E-statistics (energy) tests and statistics for multivariate and univariate inference, including distance correlation, one-sample, two-sample, and multi-sample tests for comparing multivariate distributions, are implemented. Measuring and testing multivariate independence based on distance correlation, partial distance correlation, multivariate goodness-of-fit tests, k-groups and hierarchical clustering based on energy distance, testing for multivariate normality, distance components (disco) for non-parametric analysis of structured data, and other energy statistics/methods are implemented.
energy package for R
The energy package for R implements several methods in multivariate analysis and multivariate inference based on the energy distance, which characterizes equality of distributions.
Distance correlation (multivariate independence), disco (nonparametric extension of ANOVA), and goodness-of-fit tests are examples of some of the methods included.
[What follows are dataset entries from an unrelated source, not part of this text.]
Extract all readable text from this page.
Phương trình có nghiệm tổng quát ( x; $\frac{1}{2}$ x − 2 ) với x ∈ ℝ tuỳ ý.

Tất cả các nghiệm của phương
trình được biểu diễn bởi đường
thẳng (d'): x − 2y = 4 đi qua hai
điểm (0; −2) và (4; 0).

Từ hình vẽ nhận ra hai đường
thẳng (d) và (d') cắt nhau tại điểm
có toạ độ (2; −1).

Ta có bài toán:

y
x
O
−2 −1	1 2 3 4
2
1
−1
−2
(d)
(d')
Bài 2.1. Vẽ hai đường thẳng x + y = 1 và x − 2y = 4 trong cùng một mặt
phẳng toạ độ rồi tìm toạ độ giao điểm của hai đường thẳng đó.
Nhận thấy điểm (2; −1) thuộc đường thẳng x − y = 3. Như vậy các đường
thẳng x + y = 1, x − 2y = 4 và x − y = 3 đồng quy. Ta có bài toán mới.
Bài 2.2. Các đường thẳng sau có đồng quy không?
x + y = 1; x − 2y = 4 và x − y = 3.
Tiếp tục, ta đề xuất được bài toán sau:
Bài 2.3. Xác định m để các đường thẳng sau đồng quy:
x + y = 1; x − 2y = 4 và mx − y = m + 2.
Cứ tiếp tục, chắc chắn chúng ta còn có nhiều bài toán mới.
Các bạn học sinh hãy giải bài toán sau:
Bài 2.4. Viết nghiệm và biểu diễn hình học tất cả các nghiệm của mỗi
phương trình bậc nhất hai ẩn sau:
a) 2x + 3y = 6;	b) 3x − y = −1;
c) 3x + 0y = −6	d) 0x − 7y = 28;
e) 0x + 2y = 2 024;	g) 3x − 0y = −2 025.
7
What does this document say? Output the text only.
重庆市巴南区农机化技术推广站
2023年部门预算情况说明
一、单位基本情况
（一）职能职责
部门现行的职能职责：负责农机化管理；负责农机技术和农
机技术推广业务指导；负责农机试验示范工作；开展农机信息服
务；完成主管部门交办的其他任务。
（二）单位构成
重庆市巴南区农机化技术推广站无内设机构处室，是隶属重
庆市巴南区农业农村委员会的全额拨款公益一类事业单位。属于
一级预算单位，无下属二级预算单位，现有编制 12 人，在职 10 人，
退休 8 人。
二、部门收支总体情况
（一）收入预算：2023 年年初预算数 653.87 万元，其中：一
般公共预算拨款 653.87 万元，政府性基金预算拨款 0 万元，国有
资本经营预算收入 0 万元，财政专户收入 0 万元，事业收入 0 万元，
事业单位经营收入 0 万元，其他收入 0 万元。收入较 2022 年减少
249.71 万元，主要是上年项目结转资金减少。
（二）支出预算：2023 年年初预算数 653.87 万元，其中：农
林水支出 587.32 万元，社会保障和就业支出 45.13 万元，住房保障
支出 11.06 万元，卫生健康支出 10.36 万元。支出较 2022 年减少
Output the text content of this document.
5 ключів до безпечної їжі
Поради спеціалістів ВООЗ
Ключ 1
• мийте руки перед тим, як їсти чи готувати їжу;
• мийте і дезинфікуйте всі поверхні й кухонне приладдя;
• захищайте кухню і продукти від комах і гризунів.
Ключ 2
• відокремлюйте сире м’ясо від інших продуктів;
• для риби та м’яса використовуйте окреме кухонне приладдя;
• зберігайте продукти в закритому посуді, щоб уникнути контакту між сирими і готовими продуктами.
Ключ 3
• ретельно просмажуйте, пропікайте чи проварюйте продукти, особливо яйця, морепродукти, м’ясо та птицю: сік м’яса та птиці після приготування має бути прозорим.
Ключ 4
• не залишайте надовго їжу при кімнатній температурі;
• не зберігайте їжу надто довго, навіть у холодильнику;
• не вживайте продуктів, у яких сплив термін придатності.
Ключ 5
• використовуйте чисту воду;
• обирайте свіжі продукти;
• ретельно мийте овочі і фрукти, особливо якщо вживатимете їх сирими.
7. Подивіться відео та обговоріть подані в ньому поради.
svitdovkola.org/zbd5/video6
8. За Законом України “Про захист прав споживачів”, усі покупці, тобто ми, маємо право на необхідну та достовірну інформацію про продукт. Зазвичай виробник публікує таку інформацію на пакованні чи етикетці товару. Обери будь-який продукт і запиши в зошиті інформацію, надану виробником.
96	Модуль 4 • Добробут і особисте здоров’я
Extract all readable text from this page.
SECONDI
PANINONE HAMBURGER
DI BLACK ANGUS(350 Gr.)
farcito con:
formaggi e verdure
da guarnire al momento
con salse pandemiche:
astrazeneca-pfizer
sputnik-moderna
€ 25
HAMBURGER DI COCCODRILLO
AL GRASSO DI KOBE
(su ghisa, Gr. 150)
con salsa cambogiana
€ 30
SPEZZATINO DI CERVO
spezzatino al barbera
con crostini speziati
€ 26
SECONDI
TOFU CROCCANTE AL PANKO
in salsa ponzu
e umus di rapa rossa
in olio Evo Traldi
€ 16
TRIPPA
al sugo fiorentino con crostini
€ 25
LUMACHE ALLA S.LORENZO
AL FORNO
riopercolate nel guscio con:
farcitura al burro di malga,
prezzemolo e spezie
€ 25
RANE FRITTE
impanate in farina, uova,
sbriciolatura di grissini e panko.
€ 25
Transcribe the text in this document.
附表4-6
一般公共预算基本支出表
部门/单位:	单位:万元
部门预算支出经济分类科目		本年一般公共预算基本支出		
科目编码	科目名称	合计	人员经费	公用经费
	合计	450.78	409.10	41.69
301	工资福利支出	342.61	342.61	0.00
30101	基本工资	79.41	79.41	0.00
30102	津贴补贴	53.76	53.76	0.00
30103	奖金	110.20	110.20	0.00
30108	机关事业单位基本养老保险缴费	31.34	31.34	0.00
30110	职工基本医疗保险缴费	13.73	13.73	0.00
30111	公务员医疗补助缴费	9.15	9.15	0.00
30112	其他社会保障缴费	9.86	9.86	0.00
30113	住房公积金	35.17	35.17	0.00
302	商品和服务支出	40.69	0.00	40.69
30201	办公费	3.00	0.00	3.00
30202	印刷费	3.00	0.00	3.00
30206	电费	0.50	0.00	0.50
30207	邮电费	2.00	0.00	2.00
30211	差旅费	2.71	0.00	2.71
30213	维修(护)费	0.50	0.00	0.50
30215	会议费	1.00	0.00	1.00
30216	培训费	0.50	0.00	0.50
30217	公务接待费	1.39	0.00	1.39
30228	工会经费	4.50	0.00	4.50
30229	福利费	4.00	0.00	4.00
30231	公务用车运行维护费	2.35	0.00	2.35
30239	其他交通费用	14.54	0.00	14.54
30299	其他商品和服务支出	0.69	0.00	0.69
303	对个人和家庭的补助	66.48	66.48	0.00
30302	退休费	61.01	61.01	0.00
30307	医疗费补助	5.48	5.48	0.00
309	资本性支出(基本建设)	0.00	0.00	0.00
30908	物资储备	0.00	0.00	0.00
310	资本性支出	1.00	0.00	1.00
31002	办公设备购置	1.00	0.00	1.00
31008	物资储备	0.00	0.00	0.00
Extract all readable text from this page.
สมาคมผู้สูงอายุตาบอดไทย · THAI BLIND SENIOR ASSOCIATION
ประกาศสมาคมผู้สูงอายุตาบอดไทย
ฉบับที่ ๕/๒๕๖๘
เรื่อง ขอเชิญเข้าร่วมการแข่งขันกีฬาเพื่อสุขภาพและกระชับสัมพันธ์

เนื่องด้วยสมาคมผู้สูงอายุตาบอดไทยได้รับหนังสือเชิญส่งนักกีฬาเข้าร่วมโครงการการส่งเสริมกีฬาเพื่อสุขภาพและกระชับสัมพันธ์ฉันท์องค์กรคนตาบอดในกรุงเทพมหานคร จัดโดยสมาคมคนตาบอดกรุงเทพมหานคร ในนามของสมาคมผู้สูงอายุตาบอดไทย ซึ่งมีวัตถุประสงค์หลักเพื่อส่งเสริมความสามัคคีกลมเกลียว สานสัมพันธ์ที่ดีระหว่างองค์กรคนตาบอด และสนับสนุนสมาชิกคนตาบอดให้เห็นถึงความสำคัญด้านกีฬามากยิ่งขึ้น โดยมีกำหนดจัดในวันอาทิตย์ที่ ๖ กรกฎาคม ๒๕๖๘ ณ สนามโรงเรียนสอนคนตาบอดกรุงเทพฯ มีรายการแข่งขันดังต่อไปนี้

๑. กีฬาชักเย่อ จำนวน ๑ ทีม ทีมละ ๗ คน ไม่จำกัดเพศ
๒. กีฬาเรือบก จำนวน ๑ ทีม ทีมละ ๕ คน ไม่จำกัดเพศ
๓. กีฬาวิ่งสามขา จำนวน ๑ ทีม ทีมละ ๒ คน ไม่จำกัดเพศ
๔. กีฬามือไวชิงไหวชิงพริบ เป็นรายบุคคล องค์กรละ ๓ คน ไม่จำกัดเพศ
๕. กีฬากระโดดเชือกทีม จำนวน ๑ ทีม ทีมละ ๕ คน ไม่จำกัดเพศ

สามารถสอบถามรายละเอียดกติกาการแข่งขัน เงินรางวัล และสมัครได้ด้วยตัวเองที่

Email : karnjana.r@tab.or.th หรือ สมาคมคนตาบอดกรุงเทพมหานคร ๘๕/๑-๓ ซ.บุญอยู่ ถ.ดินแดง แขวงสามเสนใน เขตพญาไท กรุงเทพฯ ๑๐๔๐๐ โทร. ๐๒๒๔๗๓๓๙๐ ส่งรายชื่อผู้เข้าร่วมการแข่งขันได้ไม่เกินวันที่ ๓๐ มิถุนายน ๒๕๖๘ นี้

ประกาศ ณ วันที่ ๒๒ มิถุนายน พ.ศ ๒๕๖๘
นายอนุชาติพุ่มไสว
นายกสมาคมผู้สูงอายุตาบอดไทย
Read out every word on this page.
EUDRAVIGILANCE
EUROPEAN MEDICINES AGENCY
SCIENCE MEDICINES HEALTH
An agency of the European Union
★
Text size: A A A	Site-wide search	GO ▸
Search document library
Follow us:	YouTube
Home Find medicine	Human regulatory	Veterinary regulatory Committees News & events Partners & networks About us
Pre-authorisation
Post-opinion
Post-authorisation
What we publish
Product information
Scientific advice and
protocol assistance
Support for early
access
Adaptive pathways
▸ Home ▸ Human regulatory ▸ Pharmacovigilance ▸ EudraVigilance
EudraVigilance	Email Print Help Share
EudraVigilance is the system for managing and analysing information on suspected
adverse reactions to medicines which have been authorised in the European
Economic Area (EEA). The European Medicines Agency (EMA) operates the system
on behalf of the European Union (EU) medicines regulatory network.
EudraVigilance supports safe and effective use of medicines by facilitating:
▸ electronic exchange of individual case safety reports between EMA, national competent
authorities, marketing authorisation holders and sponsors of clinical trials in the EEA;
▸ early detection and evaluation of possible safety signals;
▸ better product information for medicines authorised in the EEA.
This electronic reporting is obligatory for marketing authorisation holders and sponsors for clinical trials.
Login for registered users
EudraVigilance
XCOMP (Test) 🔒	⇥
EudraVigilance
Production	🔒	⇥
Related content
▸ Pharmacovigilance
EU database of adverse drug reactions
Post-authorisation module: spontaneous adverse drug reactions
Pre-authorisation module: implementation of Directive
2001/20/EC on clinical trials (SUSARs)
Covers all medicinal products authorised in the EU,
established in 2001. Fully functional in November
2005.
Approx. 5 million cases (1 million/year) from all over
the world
energy is named based on the analogy with potential energy in physics. See the references in the manual for more details.
User level changes:
User level changes
Partial Distance Correlation statistics and tests added
updated NAMESPACE and DESCRIPTION imports, etc.
revised package Title and Description in DESCRIPTION
package now links to Rcpp
mvnorm c code ported to c++ (mvnorm.cpp); corresponding changes in Emvnorm.R
syntax for bcdcor: "distance" argument removed, now argument can optionally be a dist object
syntax for energy.hclust: first argument must now be a dist object
default number of replicates R in tests: for all tests, R now defaults to 0 or R has no default value.
In distance correlation, distance covariance functions (dcov, dcor, DCOR) and dcov.test, arguments x and y can now optionally be distance objects (result of dist function or as.dist). Matrices x and y will always be treated as data.
Functions in dcov.c and utilities.c were modified to support arguments that are distances rather than data. In utilities.c the index_distance function changed. In dcov.c there are many changes. Most importantly for the exported objects, there is now an extra required parameter in the dims argument passed from R. In dCOVtest dims must be a vector c(n, p, q, dst, R) where n is sample size, p and q are dimensions of x and y, dst is logical (TRUE if distances) and R is number of replicates. For dCOV dims must be c(n, p, q, dst).